それに被害者の立場になったとして、容疑者に肩入れしている人間の話を冷静に聞けるとも限らない。そういった意味でも、外部の人間でしかも法律に精通している町子さんを呼んだのは我ながら英断だったと思う。
「確かに判断としては悪くない。でも、名探偵に加えて私たちを呼んだってバチは当たらないんじゃない?」
「二人を僕の不幸体質に巻き込みたくなかったんだよ」
「その割には未練がましく見捨てた見捨てたって言っているけどね」
「そんな風に聞こえたかな」
「聞こえた」
「そっか……ごめん、これからは気を付ける」
「別に謝らなくても良い。でも、私はもっと巻き込んで欲しいって言ってるの。ここにマキムラがいたら、きっと同じことを言うと思う」
「そうかな?」
「そうよ」
シンジは良い奴だから、本当にツバキが言っていることと同じようなことを口にするかもしれない。もっと不幸体質に巻き込んでくれ、と。それは友人としてありがたい話だけれど、しかし本当にその言葉に甘えても良いものだろうか。
町子さんにしたってそうだ。僕は簡単に彼女に頼りすぎなんじゃないか? 本来ならば僕の問題は僕だけで解決すべきなんじゃないか?

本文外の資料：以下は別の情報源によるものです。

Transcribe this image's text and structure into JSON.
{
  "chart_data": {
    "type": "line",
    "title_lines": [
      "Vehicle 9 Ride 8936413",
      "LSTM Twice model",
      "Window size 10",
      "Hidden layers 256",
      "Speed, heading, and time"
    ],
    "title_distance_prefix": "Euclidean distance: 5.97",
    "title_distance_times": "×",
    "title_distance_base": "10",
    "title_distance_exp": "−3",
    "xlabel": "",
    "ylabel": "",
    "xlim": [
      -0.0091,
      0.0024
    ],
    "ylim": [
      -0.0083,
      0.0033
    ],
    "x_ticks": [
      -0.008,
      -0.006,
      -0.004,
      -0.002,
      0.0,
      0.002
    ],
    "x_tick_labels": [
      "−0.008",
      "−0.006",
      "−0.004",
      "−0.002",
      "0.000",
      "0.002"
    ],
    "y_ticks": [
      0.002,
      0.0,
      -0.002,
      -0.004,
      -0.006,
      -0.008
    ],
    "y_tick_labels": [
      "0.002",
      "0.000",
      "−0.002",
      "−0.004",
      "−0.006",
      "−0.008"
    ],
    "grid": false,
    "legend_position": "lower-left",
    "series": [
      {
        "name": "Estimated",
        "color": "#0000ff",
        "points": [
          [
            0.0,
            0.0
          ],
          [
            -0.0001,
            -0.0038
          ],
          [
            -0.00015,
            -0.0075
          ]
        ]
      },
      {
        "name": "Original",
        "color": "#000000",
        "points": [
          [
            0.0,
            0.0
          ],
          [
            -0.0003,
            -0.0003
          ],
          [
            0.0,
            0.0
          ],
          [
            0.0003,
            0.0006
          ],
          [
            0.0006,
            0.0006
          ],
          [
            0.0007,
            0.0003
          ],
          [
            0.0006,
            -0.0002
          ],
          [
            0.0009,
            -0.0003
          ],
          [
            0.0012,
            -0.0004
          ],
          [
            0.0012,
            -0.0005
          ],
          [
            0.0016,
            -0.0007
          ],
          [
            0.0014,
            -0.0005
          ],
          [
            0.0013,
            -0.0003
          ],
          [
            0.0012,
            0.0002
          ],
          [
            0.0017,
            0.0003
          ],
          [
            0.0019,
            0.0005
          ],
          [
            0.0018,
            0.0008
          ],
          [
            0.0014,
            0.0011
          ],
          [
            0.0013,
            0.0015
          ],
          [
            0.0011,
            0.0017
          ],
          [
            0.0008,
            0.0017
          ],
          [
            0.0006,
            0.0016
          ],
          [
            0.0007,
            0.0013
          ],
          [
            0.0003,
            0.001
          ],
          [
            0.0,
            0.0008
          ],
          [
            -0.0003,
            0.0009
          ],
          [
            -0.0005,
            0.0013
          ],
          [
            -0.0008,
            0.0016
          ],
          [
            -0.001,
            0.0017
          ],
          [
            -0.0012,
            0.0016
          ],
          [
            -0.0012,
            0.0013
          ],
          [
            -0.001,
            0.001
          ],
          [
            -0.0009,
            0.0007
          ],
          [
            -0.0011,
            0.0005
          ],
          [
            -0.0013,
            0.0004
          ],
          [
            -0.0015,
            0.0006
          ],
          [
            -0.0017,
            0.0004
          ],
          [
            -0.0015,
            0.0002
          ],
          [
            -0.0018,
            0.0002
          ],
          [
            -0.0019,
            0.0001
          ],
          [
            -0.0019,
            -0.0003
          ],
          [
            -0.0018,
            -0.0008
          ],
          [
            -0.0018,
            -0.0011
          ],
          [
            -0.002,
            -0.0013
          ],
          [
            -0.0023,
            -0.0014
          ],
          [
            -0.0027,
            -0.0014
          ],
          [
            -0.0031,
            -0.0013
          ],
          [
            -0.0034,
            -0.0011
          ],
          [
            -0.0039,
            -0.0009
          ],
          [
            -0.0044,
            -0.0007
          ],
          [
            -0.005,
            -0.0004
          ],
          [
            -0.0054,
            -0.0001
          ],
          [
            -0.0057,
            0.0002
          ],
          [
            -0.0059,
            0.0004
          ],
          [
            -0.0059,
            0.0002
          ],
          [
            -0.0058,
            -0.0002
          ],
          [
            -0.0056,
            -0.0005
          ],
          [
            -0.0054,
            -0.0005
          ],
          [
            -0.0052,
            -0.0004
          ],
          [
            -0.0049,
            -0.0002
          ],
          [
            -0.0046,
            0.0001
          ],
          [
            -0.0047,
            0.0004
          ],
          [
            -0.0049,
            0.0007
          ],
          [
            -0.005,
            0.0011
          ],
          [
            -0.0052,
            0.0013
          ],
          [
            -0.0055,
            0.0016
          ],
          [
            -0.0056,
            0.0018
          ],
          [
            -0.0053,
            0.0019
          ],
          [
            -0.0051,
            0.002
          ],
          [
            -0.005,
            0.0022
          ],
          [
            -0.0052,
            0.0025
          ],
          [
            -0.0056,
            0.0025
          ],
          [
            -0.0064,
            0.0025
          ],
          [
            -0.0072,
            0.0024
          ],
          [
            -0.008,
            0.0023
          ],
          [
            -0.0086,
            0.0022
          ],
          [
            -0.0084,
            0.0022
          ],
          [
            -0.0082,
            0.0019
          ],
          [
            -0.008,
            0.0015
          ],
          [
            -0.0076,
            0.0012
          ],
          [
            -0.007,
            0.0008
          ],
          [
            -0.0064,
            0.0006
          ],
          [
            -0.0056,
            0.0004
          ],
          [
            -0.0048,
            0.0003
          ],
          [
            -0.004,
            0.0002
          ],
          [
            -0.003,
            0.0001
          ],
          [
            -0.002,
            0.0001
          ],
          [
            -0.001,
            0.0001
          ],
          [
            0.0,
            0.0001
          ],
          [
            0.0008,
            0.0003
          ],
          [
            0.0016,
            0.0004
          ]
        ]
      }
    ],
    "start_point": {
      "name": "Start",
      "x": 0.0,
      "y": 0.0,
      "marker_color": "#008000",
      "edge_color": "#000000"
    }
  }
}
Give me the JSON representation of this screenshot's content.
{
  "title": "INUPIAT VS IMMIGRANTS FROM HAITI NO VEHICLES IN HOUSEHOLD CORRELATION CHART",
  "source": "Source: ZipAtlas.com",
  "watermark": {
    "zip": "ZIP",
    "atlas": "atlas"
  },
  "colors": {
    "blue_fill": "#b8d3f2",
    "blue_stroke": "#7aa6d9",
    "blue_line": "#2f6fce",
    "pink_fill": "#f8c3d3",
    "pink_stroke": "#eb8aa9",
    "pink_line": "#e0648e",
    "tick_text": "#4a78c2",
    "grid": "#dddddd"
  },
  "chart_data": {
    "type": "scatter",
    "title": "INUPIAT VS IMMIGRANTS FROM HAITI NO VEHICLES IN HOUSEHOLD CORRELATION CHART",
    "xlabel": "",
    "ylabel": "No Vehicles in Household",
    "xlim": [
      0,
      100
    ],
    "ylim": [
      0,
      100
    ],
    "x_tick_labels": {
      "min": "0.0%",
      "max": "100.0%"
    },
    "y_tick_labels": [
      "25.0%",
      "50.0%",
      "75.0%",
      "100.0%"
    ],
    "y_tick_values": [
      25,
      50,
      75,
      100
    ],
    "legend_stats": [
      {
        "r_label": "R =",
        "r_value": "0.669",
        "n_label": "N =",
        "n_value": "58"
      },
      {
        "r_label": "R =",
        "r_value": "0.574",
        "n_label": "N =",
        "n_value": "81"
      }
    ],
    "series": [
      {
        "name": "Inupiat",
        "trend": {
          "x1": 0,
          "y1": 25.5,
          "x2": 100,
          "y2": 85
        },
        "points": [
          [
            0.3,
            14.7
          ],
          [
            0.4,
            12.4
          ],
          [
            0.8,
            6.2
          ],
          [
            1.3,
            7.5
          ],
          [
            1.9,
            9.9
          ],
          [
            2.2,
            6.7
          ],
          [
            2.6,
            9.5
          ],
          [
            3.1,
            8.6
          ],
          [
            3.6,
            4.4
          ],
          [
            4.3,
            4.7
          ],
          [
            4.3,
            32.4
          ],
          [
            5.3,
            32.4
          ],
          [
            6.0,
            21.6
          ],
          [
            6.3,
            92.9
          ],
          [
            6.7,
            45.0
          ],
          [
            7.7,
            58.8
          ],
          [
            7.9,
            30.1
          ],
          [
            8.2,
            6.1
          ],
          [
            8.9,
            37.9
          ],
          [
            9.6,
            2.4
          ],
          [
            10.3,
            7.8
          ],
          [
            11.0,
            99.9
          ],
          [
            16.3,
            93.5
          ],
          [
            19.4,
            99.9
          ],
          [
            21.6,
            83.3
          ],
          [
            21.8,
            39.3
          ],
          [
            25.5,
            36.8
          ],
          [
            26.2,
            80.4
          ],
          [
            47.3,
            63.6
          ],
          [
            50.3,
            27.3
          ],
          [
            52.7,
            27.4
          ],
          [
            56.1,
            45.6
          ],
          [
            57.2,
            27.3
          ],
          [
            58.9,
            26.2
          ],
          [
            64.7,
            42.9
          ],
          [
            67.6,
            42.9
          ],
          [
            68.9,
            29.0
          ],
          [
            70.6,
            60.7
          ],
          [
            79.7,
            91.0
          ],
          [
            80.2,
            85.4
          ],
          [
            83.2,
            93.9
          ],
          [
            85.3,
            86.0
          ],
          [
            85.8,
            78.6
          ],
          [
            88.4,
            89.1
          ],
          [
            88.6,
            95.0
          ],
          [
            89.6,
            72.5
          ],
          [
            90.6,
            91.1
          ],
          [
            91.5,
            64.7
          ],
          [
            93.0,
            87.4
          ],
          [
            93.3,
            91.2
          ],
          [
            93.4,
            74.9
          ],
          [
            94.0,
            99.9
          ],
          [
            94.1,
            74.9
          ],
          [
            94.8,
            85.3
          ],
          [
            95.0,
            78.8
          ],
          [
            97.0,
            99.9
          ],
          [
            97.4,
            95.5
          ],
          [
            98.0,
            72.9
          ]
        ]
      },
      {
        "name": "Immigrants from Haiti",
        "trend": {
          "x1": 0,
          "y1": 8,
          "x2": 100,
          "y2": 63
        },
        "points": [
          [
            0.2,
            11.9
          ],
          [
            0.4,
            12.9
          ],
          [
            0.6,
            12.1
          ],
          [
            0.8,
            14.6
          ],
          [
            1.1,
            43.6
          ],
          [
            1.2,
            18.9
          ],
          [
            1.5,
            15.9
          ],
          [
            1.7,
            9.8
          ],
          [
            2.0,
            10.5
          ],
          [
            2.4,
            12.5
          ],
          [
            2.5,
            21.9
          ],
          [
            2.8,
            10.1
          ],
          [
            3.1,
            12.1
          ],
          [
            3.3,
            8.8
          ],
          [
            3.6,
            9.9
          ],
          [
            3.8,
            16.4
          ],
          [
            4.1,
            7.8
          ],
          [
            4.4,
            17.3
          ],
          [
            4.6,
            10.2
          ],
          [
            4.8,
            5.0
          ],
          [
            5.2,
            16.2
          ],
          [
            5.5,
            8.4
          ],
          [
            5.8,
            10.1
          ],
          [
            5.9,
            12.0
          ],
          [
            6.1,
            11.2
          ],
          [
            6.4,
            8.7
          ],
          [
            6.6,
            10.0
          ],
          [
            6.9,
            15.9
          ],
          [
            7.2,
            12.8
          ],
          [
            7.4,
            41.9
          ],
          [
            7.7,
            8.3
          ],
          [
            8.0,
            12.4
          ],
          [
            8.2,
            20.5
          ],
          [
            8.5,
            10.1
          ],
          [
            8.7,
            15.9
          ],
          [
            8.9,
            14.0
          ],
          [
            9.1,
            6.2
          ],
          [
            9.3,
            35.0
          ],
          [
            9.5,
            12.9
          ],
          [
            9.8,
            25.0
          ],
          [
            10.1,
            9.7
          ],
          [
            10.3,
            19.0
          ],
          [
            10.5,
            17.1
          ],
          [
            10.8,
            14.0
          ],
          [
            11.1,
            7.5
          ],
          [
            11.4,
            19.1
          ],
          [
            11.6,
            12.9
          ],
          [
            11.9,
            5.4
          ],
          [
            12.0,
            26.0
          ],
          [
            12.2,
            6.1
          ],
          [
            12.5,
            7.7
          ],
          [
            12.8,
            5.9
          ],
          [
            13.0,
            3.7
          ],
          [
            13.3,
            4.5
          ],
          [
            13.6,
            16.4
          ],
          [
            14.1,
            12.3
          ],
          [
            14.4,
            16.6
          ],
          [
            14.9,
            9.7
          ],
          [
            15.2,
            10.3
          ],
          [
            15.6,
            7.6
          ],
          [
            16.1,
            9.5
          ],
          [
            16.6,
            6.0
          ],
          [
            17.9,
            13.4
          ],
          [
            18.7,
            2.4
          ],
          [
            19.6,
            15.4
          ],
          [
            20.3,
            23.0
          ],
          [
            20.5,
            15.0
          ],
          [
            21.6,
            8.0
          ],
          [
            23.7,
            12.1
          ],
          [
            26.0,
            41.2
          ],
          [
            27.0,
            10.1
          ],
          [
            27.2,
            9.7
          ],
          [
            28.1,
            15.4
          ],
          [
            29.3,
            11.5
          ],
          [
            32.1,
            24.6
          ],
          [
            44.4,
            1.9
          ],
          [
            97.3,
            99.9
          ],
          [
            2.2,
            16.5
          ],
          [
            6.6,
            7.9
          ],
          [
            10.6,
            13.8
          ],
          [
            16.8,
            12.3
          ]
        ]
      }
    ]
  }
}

「自分は主人公じゃない――シロタロウの言葉だったと思うけど、主人公じゃない人間が自分一人で事態を解決させようって方が無理なんじゃない?」
「痛いところをついてくるね……分かったよ。これからはすぐにツバキやシンジを頼ることにする」
「分かってくれれば良いよ。――さて、私はそろそろ行こうかな」
壁に掛かった時計を確認したツバキはそう言って立ち上がった。
時刻は間もなく午後の五時になろうとしている。ツバキが部室に来る時は、大抵六時くらいまでは残っていたはずだけれど……。
「何か用事でも?」
「図書委員の仕事がちょっとね。シロタロウはどうする? ここで勉強でもしていく?」
「あー、それは……」
確かに僕は部室で勉強をすることがあるけれど、それはあくまですぐ傍で色々と教えてくれるツバキがいるからだ。彼女がいないとなれば部室で勉強しようと、家で勉強しようと、そう変わらないだろう。
「僕も今日は帰ろうかな。勉強は家でするよ」
「図書室ではしないの?」
「周りに人がいると集中できないんだ」
テストまではまだ二週間ほどあるけれど、今頃は図書室はテスト勉強する生徒が大勢いるはずだ。大勢と言っても皆で楽しく勉強……なんて雰囲気じゃあない。基本的にはそれぞれが個別に集中して勉強するって感じだ。そんな中じゃあツバキに勉強を教えてもらうことも、楽しくお喋りすることもできない。というよりツバキの仕事の邪魔をするわけにもいかないだろう。
「じゃあ帰っちゃうのか」
「うん。何か用事でもあった?」
「いや、特には……あ、でも帰るっていうなら、部室の鍵をお願いしてもいい?」
「分かった。職員室に返しておくよ」
そう言って、僕はツバキが差し出した部室の鍵を受け取った。
図書室と職員室はちょうど逆の方向に位置している。だから僕たち二人は部室を出た段階で「また明日」と挨拶を交わし、別れた。